CPSC 220, Fall 2012
Lab 9b: Larc Assembler, Part 2

You have already done the first part of Lab 9, which involved writing a basic Larc assembler. That part of the lab is due today. If you are working with a partner, please let me know, and tell me where to look for your work. This part of the lab counts for 15 points, and you get full credit if your program can assemble a few of the test programs and produce machine language programs that work correctly. At this time, I am not looking for comments, and I am not worrying much about programming style.

The completed lab is due next week. [The due date has been changed to November 27, the Tuesday after Thanksgiving.] For the second part, you will add some features to your assembler. How much you have to add depends on whether you are working with a partner. The second part of the lab is worth another 25 points, and there is an opportunity for extra credit.

Added November 19: A solution to the first part of the lab is available in /classes/cs220/lab9-files. You will also find a new folder of test programs, tests-b on which you can try your assembler. There are several test programs that have errors that should be detected by the assembler, and there are several that test some features of the advanced assembler. Part b of the lab will be due after Thanksgiving. I plan to collect it on Wednesday morning, November 28, but there will be a new lab for you to work on for Tuesday, November 27.

Note to people working with a partner: I have removed one requirement from the list of extra things you have to implement.

The Basic Assignment, for Everyone

Make a copy of Assembler.java, and call the copy AdvancedAssembler.java. Write the improved assembler for Part 2 of the lab in AdvancedAssembler.java. The improved assembler should support the following features:

For labels, you should take the easy route, which is to treat all labels as if they require more than 8 bits. The technique that you will use for big values will work for small values as well. It will just use more instructions than are really necessary. However, you should not generate extra instructions for li or ALU instructions that contain immediate values in the range -128 to 127. In such cases, you only need one instruction for the li case, and two instructions for the ALU case.

In this version of the assembler, one assembly language instruction can produce more than one machine language instruction. You will have to modify the first pass of your assembler to take that into account. You will have to modify the second (or third) pass to actually generate the extra machine language code.

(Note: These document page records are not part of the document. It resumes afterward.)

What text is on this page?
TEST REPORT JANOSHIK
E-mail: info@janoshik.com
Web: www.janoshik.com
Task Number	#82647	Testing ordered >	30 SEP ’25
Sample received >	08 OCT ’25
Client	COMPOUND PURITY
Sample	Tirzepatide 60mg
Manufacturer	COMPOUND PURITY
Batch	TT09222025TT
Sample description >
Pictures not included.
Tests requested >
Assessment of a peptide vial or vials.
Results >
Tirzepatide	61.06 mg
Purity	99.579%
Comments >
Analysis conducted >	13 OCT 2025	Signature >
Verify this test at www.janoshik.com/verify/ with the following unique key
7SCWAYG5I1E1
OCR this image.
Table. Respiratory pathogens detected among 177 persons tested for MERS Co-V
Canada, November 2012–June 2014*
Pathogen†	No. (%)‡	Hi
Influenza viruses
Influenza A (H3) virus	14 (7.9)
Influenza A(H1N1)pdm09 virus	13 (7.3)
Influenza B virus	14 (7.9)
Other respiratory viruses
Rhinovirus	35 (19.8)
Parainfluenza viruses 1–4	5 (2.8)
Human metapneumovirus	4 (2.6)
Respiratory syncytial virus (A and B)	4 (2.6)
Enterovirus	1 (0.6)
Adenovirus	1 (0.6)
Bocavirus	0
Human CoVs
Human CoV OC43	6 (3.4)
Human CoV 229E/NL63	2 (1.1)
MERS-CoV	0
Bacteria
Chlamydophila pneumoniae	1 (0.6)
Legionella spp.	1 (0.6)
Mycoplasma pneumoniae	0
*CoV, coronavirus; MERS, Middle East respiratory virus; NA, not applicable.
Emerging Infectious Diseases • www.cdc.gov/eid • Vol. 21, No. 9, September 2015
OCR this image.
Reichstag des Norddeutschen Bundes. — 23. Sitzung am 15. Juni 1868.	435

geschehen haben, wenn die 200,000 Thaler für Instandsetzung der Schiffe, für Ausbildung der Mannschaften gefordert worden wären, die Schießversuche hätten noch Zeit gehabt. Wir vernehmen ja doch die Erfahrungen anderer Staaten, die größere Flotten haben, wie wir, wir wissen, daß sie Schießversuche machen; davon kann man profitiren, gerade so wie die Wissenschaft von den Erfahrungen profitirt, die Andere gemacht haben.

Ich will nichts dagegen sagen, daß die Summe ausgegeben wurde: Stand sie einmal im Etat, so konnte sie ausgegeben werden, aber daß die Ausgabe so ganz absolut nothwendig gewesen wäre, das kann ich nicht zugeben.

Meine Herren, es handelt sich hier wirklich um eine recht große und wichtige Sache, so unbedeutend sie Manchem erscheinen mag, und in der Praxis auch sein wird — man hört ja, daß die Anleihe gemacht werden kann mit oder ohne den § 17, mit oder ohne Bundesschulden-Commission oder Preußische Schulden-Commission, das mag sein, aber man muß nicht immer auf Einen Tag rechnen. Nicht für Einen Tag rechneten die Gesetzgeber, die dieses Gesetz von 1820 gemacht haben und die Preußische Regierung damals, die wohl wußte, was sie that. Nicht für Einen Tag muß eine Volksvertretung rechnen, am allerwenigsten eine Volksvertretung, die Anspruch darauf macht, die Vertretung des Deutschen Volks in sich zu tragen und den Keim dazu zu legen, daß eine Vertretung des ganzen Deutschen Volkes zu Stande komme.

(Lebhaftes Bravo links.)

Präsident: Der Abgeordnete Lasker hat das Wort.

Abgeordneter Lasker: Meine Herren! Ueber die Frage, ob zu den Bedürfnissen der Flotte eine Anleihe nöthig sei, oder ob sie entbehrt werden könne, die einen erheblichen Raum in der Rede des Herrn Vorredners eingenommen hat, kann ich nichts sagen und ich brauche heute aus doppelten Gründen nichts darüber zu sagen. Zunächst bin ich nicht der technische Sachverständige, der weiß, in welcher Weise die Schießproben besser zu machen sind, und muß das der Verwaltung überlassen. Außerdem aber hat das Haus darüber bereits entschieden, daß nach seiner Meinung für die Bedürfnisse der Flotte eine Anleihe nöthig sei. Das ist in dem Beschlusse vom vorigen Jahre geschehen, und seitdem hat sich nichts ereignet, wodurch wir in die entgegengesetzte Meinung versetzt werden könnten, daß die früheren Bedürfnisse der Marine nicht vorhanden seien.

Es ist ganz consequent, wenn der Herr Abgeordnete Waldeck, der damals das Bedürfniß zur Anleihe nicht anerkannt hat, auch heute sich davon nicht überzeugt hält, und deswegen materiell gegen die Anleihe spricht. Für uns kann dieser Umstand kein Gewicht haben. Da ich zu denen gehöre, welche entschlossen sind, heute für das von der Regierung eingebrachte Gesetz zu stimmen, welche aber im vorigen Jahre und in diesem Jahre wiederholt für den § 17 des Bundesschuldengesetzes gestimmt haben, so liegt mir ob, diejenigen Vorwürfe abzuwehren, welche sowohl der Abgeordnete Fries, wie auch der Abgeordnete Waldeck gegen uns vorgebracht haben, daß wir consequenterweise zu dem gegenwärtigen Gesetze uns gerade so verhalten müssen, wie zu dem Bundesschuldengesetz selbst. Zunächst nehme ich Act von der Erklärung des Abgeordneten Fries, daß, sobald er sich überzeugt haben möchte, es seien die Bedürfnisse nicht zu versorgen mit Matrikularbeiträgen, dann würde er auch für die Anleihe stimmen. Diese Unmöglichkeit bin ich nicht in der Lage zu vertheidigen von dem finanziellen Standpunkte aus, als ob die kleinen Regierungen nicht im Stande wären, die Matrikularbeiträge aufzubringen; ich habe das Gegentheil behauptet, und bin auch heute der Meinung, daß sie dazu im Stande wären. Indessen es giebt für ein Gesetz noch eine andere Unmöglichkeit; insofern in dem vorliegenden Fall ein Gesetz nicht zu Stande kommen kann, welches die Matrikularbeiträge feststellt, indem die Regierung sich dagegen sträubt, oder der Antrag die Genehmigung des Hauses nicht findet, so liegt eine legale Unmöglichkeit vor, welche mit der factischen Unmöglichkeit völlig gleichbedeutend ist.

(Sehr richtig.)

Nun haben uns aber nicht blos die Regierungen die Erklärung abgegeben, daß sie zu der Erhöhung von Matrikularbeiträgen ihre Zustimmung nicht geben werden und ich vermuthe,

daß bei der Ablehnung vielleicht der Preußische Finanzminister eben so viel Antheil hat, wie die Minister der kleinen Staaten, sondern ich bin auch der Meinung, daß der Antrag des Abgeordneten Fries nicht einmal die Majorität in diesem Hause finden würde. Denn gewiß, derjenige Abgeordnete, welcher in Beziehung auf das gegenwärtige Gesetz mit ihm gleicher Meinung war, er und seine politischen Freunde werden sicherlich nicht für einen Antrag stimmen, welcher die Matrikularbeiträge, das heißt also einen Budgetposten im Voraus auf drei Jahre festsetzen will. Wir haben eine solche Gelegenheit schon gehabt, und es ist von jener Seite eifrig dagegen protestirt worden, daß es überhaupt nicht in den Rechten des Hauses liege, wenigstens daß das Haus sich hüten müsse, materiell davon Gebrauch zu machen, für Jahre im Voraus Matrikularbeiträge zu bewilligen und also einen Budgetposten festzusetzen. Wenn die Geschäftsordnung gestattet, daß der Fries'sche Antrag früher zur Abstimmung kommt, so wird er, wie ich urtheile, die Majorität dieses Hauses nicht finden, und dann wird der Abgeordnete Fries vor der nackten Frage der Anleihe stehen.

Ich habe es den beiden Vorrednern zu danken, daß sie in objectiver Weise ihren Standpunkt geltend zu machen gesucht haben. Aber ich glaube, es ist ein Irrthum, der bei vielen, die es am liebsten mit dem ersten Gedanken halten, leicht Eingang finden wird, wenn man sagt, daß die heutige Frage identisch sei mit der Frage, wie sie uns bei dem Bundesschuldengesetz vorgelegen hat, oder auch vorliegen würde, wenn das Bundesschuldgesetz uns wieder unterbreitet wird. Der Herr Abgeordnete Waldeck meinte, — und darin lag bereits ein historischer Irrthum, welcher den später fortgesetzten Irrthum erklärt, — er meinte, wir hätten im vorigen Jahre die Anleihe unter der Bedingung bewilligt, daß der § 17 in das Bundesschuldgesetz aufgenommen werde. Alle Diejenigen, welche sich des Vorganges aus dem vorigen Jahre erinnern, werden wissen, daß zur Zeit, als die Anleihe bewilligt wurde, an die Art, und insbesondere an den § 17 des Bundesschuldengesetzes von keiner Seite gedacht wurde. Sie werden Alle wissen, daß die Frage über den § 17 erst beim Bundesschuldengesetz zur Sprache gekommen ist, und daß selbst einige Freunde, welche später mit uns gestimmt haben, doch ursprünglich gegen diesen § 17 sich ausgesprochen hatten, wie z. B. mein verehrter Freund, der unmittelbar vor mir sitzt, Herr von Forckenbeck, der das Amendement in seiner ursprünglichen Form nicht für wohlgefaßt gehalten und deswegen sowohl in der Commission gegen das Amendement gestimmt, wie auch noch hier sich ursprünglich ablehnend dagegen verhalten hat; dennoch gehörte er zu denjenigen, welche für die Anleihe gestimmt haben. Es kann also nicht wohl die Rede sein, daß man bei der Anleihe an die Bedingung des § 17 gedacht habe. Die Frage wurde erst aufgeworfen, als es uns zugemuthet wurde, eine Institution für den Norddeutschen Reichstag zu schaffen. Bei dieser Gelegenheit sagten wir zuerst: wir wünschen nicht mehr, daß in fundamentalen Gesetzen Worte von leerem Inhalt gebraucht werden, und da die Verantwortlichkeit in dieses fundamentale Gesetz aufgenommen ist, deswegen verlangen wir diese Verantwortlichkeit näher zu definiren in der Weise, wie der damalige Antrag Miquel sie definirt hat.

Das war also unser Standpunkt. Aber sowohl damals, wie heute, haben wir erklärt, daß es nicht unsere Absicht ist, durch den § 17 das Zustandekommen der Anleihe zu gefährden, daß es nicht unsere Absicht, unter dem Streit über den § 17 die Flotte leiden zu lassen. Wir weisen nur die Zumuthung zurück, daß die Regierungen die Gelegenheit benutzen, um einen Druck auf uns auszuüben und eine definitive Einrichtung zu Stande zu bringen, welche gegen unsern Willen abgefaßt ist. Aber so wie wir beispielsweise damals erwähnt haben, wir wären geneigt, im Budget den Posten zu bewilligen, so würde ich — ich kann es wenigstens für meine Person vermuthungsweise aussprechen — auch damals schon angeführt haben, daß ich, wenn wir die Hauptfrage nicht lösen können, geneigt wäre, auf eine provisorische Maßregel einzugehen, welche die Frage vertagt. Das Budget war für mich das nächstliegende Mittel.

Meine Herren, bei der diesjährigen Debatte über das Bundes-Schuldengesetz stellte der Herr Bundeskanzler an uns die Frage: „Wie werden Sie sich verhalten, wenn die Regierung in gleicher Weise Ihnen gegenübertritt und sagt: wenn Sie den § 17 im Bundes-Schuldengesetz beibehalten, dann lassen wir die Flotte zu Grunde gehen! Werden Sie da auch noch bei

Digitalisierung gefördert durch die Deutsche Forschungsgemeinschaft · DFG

You will often need to generate machine language code for loading a (potentially) big number into a register. This can be done with five machine language instructions. It can be done with the following method, which you should copy into AdvancedAssembler.java.

    /**
     * Generates 5 machine language instructions and adds them to binary program.
     * The instructions will load the number bigNumber into register number
     * destinationRegister.  Registers 12 and 13 are used for scratch work.
     * @param bigNumber the number to be loaded into destinationRegister.  Only
     *   the low-order 16 bits of this number are used; the other 16 bits are ignored.
     * @param destinationRegister a number in the range 0 to 15 inclusive giving
     *   the number of the register into which bigNumber is to be loaded.
     *   Note that it is ok for the destination register to be register 12 or 13.
     * @throws IllegalArgumentException if destinationRegister is out of range
     */
    private static void generateLoadBig(int bigNumber, int destinationRegister) {
        if (destinationRegister < 0 || destinationRegister > 15)
            throw new IllegalArgumentException("Bad register number: " + destinationRegister);
        int high = (~bigNumber >> 8) & 0xFF;
        int low = (~bigNumber) & 0xFF;
        int ins;
        ins = ISA.LUI << 12 | 12 << 8 | low;
        binaryProgram.add(Convert.decimalToBinary( ins, 16 ));
        ins = ISA.LI << 12 | 13 << 8 | 8;
        binaryProgram.add(Convert.decimalToBinary( ins, 16 ));
        ins = ISA.SRL << 12 | 12 << 8 | 12 << 4 | 13;
        binaryProgram.add(Convert.decimalToBinary( ins, 16 ));
        ins = ISA.LUI << 12 | 13 << 8 | high;
        binaryProgram.add(Convert.decimalToBinary( ins, 16 ));
        ins = ISA.NOR << 12 | destinationRegister << 8 | 13 << 4 | 12;
        binaryProgram.add(Convert.decimalToBinary( ins, 16 ));
    }

In class on Monday, we will discuss how this method works, and we will discuss how to implement some of the other things that you need to do.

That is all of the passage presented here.